His role shrank exactly when it mattered most: Henderson averaged just 2.4 yards per carry in the postseason while Stevenson handled the touches that counted.
New England's schedule is about to get much tougher, sliding from the 2nd-easiest RB slate in 2025 to the 4th-hardest projected in 2026.
He's a name-brand handcuff being priced like a starter, and Stevenson beat him in every efficiency metric last season.
Bucky Irving (TB)
Irving's efficiency was already cratering before the injuries piled up, and now he's working out of a crowded backfield instead of a clean lead role.
Tampa Bay's $14M free-agent addition Kenneth Gainwell looks like a true 1B, not just insurance (he got paid 7 times what the team was paying Rachaad White), and is reportedly excelling as a receiver in the team's new scheme.
Irving had zero carries inside the 5-yard line in 2025… that job belonged to Sean Tucker, who led the team with 9 carries in that range.
His per-carry efficiency sank to 3.4 yards per carry late in the season, the exact number experts are pointing to as they fade him in Round 3.
The touches should be there, but the touchdowns and efficiency are a real question mark, and that's a tough profile to pay up for.
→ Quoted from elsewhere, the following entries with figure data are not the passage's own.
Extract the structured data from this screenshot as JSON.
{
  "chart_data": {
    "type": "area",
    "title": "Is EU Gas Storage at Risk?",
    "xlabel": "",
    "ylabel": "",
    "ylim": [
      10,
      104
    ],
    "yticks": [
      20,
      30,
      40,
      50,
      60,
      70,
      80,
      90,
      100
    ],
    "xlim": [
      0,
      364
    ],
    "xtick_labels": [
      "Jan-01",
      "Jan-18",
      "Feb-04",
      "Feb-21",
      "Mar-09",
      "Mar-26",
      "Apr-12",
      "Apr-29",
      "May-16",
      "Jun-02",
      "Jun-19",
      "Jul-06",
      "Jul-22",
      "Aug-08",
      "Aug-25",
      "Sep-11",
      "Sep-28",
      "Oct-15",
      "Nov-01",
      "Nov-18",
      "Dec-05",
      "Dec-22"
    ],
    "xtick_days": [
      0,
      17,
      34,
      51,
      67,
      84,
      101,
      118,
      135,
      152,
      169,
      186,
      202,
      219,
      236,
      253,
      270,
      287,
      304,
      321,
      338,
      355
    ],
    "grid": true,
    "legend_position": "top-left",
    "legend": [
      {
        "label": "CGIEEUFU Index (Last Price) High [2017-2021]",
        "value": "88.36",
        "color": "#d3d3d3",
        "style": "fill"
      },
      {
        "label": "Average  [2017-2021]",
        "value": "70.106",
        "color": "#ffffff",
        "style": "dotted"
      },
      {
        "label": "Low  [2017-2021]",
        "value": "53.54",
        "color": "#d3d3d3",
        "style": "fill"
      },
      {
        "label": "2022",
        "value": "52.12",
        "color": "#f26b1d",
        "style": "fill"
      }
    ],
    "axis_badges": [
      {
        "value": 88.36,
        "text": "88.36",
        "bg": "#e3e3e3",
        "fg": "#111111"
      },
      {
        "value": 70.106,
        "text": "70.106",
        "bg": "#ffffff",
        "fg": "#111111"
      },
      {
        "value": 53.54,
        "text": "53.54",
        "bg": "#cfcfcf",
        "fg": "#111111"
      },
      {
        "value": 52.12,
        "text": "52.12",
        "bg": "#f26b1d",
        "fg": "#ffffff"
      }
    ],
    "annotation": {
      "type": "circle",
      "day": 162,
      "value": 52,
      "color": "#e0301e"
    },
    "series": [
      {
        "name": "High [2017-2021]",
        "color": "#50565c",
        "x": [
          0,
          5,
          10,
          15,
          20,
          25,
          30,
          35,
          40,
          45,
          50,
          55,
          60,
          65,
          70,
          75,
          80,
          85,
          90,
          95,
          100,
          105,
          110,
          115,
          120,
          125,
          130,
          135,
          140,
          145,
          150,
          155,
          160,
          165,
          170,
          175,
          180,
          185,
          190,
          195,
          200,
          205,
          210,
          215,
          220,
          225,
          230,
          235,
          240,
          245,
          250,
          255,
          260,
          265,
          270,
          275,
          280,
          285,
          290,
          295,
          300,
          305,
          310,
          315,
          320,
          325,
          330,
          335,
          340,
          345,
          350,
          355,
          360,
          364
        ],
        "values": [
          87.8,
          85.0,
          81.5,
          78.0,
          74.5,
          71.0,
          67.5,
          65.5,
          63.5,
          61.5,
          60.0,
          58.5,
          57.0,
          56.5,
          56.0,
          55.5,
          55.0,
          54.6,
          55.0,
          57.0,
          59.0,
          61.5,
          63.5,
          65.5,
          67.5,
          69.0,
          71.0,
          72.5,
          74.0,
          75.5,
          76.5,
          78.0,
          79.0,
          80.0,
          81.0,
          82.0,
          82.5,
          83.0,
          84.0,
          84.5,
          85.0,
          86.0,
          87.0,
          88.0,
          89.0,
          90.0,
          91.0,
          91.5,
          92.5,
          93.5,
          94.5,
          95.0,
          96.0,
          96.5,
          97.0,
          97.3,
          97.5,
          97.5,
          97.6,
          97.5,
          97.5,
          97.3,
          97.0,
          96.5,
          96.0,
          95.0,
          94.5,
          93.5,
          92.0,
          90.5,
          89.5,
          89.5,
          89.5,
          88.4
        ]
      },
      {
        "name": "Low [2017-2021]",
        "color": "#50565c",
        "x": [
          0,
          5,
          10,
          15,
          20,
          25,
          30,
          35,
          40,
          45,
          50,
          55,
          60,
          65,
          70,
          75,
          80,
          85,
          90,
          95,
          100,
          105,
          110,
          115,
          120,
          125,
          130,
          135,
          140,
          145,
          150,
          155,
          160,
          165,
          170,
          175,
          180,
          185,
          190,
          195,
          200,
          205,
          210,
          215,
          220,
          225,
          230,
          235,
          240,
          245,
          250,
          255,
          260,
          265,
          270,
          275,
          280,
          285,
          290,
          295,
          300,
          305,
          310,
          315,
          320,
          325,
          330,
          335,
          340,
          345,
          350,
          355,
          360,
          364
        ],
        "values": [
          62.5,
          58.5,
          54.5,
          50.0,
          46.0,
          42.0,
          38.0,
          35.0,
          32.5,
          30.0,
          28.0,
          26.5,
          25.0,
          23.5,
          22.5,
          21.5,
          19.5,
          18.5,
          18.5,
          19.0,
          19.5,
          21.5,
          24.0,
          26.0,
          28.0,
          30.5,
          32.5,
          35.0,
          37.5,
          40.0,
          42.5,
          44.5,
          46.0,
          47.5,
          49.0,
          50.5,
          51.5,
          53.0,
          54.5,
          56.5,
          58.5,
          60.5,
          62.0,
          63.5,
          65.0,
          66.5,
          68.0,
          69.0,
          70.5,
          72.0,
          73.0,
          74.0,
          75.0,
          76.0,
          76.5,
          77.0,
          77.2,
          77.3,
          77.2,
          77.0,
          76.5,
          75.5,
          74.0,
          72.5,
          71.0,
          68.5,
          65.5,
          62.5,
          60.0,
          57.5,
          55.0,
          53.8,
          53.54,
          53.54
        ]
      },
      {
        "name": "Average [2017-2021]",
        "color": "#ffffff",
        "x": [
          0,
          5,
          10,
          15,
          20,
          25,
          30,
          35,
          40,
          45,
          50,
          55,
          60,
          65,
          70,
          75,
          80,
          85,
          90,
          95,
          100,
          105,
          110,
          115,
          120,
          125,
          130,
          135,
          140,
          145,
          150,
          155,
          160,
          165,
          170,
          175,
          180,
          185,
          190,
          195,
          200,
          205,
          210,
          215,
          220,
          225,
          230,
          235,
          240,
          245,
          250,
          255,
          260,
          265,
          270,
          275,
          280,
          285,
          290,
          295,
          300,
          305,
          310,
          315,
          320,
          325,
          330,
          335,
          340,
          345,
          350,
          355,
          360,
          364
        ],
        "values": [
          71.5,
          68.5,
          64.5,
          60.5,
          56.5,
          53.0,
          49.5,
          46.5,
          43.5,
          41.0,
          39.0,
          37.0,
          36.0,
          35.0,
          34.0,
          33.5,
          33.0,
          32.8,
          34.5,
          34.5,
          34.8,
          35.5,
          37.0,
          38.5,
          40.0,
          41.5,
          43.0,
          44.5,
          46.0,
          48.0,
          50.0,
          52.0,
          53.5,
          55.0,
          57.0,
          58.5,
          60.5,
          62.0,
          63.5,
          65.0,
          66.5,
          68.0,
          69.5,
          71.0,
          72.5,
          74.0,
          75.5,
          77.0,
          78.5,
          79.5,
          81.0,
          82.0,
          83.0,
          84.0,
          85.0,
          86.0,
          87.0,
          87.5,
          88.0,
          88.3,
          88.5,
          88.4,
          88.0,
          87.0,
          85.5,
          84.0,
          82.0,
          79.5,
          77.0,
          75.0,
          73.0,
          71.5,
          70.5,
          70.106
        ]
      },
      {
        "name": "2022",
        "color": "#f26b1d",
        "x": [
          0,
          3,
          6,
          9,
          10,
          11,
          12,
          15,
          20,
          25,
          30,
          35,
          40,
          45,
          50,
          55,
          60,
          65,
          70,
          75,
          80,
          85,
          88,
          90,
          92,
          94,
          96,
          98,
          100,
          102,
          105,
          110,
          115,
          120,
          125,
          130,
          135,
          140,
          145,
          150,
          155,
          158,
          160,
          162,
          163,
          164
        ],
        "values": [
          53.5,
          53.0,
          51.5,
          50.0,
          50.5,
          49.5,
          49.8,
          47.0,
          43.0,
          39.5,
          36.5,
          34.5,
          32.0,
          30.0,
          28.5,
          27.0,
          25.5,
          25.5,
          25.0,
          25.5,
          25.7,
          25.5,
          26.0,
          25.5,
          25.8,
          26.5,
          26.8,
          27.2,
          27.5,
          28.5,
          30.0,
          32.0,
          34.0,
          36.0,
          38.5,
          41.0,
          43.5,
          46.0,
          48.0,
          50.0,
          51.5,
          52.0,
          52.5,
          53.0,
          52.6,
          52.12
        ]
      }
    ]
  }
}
Much better options exist around him in drafts.
Ashton Jeanty (LV)
Jeanty's per-touch numbers were among the worst in the league last season, and his 2026 turnaround story is still mostly unproven.
His fantasy points per opportunity ranked 52nd in the NFL, and his yards per touch (4.1) checked in at 52nd as well… the profile of a back getting stopped before he can create.
He's facing the NFL's toughest projected RB schedule in 2026, layered on top of a QB/pass-defense slate that ranks 32nd in difficulty.
New head coach Klint Kubiak has a history of preferring two-back rotations, so even with an upgraded offensive line, a true workhorse role isn't guaranteed… even though the names down the depth chart aren’t immediately scary.
Experts already flagged him as a reach at his original price point, and until the new coaching staff proves it out on the field, that risk is still very real.
So that’s the list. Avoid these backs in your draft unless they fall to a more acceptable draft position.